Assessment of Anti-Ageing Potential of Consciousness Energy Healing Treated DMEM and HFF-1 Cells using Cellular Proliferation and Collagen Metabolism Assays

Skin health and aging are the complex biological process influenced by several intrinsic (or endogenous) and extrinsic (or exogenous) factors. Various skin-based therapies are currently available to rejuvenate the skin, but they might be related with some side-effects such as scarring. The objective of the present study was to evaluate the effect of Consciousness Energy Healing Treatment (The Trivedi Effect®) on the human foreskin fibroblast (HFF-1) cell line and Dulbecco’s Modified Eagle Medium (DMEM) for skin health parameters like cell proliferation and synthesis of collagen.
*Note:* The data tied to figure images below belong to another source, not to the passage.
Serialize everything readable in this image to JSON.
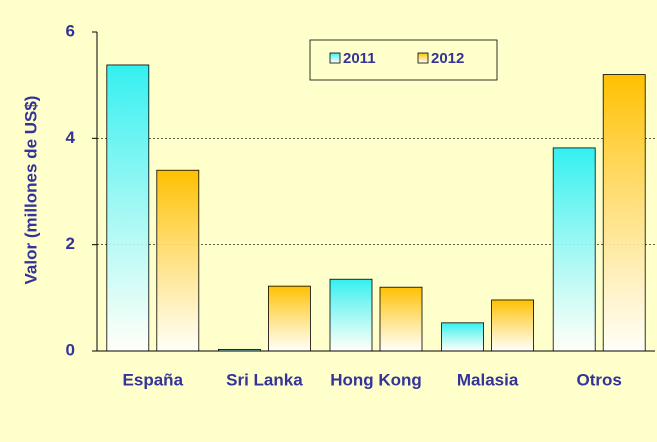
{
  "chart_data": {
    "type": "bar",
    "y_label": "Valor (millones de US$)",
    "categories": [
      "España",
      "Sri Lanka",
      "Hong Kong",
      "Malasia",
      "Otros"
    ],
    "series": [
      {
        "name": "2011",
        "color": "#33f0f0",
        "values": [
          5.38,
          0.03,
          1.35,
          0.53,
          3.82
        ]
      },
      {
        "name": "2012",
        "color": "#ffc000",
        "values": [
          3.4,
          1.22,
          1.2,
          0.96,
          5.2
        ]
      }
    ],
    "ylim": [
      0,
      6
    ],
    "yticks": [
      0,
      2,
      4,
      6
    ],
    "grid": true,
    "legend": "top"
  }
}
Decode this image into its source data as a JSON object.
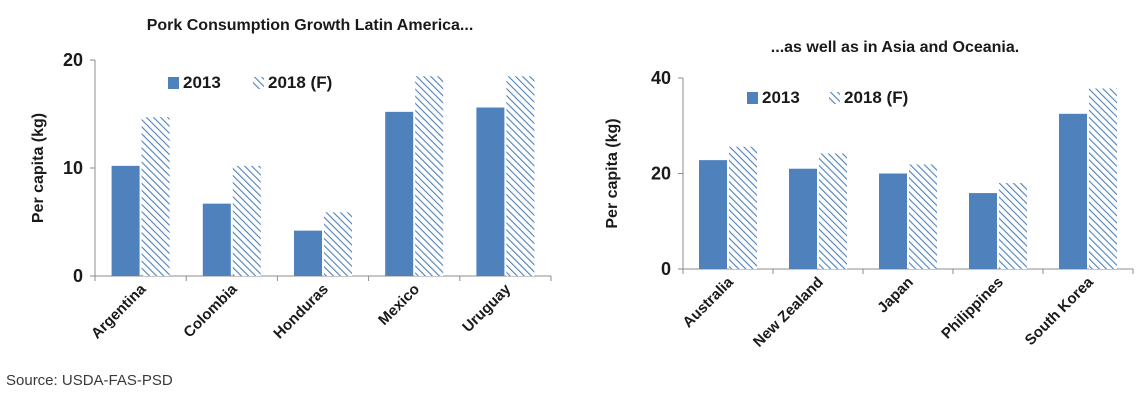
{
  "source_note": "Source: USDA-FAS-PSD",
  "chart_data": [
    {
      "type": "bar",
      "title": "Pork Consumption Growth Latin America...",
      "xlabel": "",
      "ylabel": "Per capita  (kg)",
      "ylim": [
        0,
        20
      ],
      "yticks": [
        "0",
        "10",
        "20"
      ],
      "categories": [
        "Argentina",
        "Colombia",
        "Honduras",
        "Mexico",
        "Uruguay"
      ],
      "series": [
        {
          "name": "2013",
          "values": [
            10.2,
            6.7,
            4.2,
            15.2,
            15.6
          ],
          "color": "#4f81bd",
          "pattern": "solid"
        },
        {
          "name": "2018 (F)",
          "values": [
            14.7,
            10.2,
            5.9,
            18.5,
            18.5
          ],
          "color": "#4f81bd",
          "pattern": "hatch"
        }
      ],
      "legend_position": "top-center",
      "grid": false
    },
    {
      "type": "bar",
      "title": "...as well as in Asia and Oceania.",
      "xlabel": "",
      "ylabel": "Per capita  (kg)",
      "ylim": [
        0,
        40
      ],
      "yticks": [
        "0",
        "20",
        "40"
      ],
      "categories": [
        "Australia",
        "New Zealand",
        "Japan",
        "Philippines",
        "South Korea"
      ],
      "series": [
        {
          "name": "2013",
          "values": [
            22.8,
            21.0,
            20.0,
            15.9,
            32.5
          ],
          "color": "#4f81bd",
          "pattern": "solid"
        },
        {
          "name": "2018 (F)",
          "values": [
            25.6,
            24.2,
            21.9,
            18.0,
            37.8
          ],
          "color": "#4f81bd",
          "pattern": "hatch"
        }
      ],
      "legend_position": "top-center",
      "grid": false
    }
  ]
}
The rate of cellular proliferation in HFF-1 cells was identified, and the results found that the Biofield Energy Treated DMEM significantly (p ≤ 0.001) increased by 152.38% compared to the negative control group. Additionally, the cell proliferation was also significantly increased by 71.43% in the Biofield Energy Treated cells compared to the negative control group. Similarly, the collagen level was significantly (p ≤ 0.001) increased by 60.42% in the Biofield Energy Treated DMEM compared with the negative control group. Hence, the results exhibited a significant improvement of collagen synthesis and cellular proliferation in the Biofield Energy Treated DMEM for improving skin health. It can be concluded that The Trivedi Effect® - Consciousness Energy Healing Treatment might be a complementary and alternative approach with respect to the skin health, anti-aging in DMEM compared with the HFF-1 cell line. Therefore, the Biofield Energy Treated DMEM could be useful for the development of effective cosmetic products for the prevention and treatment of several skin problems such as erythema, contact dermatitis, skin aging, wrinkles, etc.